Monday, July 12, 2010

A right to justice?

Yesterday's Haaretz featured an op-ed piece by Karni Eldad that argued that Israel's High Court of Justice and particularly its President (chief justice) Dorit Beinisch, is biased towards "liberal" and leftist causes and against "conservative" (be it religious or political) rightist issues. It's an old argument which was especially prominent during her predecessor's, Aharon Barak, term as President who believed that everything is judicable--amenable to  a Court decision and was viewed as both liberal and a judicial activist (i.e., legislating from the bench). (His name and reputation was alluded to during Elena Kagen's US Supreme Court nomination hearings before the US Senate).

Citing a comparative study, conducted by Regavim (a NGO which monitors and documents illegal activities on state land), of five years of petitions to the Court submitted by Arabs (and their leftist supporters) against illegal construction by settlers and those submitted by rightest organizations against illegal Arab construction, she argues that the Court has consistently sided with those on the left.

She writes:
[T]he report examined the process' procedural elements ... like the time given to respond, the number of hearings held, the time elapsed between hearings and the composition of the panels of presiding judges.

For example, how much time on average does the High Court of Justice give a respondent to submit a preliminary reply? If the petition comes from the left, it is 25 days. On the other had, if the petition comes from the right ... 88 days to reply. Even before the arguments have been heard, the court can issue an interim injunction. Here the finding is perhaps the most glaring: In 90 percent of petitions submitted by the left and the Arabs, the court issued an interim injunction, while in cases of petitions by the right the number is zero. Not once.

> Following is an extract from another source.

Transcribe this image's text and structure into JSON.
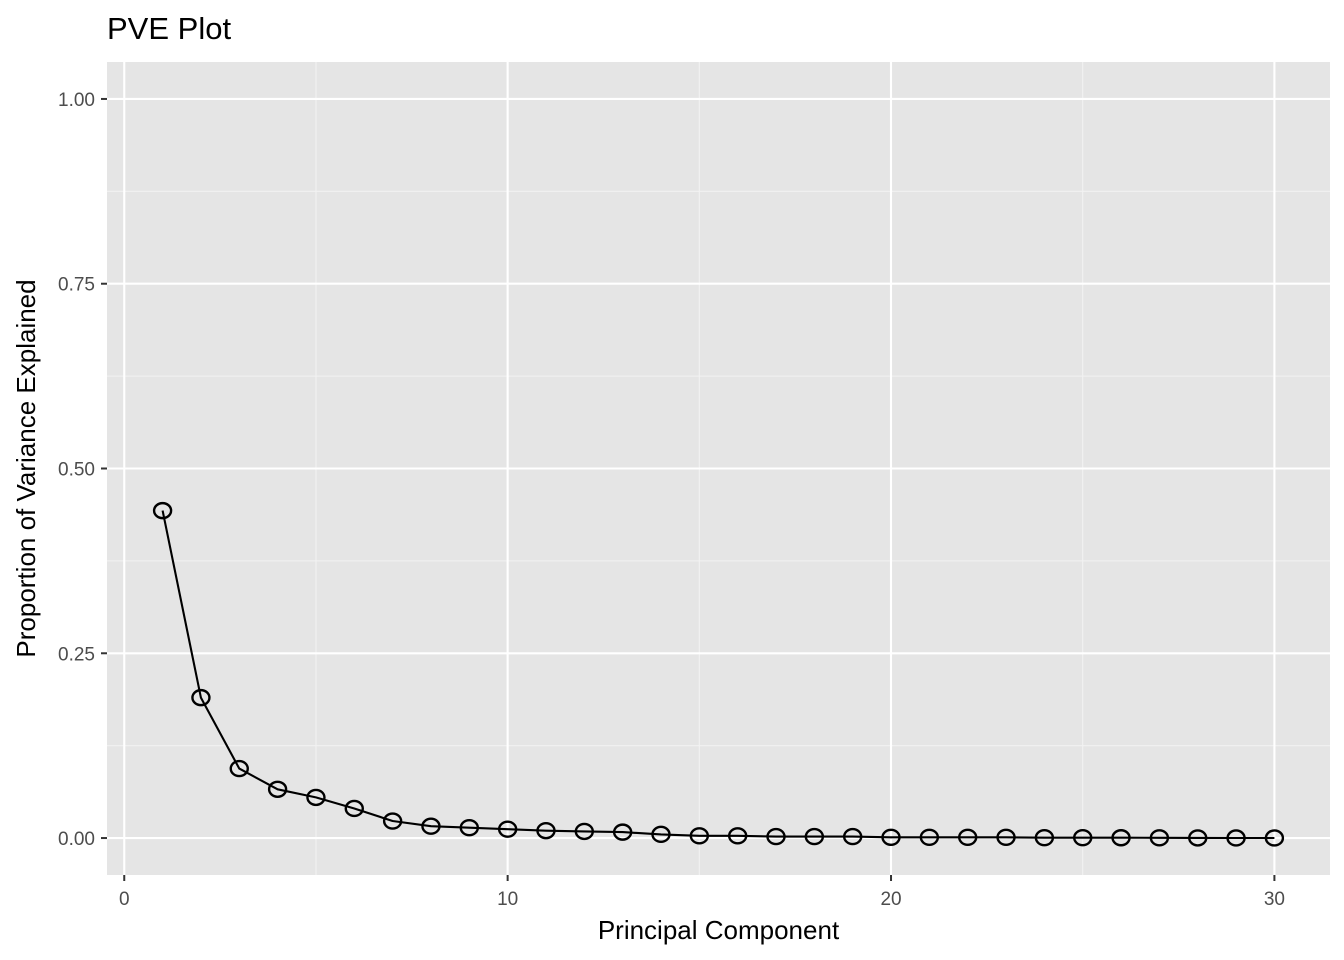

Now for the hearing itself, before a three-judge panel. The claim is that the considerations when choosing judges are completely practical. If so, why is it that in 60 percent of the petitions submitted by the left, Beinisch is present at the hearings, as opposed to zero when the petitions are from the right?

If you think all this is coincidental, see how many days it takes the court to set a date for a first hearing: 389 days for a petition from the right, 177 for a leftist-Arab petition. Even when it comes to interim injunctions, the gap is glaring: 35 percent of leftist petitions produce such injunctions, zero in cases of rightist petitions. In the hearings themselves, the court is quick to decide when considering rightist petitions: The average number of hearings held are 0.5 for the right and 1.9 (almost four times more) for the left.

The report is certainly damning of the High Court, and I expect that the facts are accurate. But is is just (another) partisan missive how the Court is out of touch with the common people, i.e an elitist left wing club, or is it a demand for a public debate on the role of the Court and the judiciary in general?

My sense is it's more the former than the latter. Though I would certainly welcome an opportunity to examine the relationships between and operations of the three branches of government (assuming an American model), the Executive, Legislature and Judiciary. I sense, though, that it would be extremely complex and complicated due to the interweaving of special interest groups, political expediency (on the part of the government to hold its coalition together) and the (benign ?) neglect which has created precedent and inertia for change.

What is clear, is that to most Israelis, as demonstrated by a recent poll, the court is not to be highly trusted to advance a sense of justice and equal protection under the law. The Courts (as well as the police and political system) are not to be trusted and respected.

It's difficult to create and then maintain a robust democracy if the societal institutions are not trust-worthy.

Or, as the op-ed piece ends with a quote from the first President of the Israel Supreme Court, Shimon Agranat:
there is nothing more destructive to a society than a sense among its members that they are subject to a double standard. The sense of inequality is one of the harshest feelings.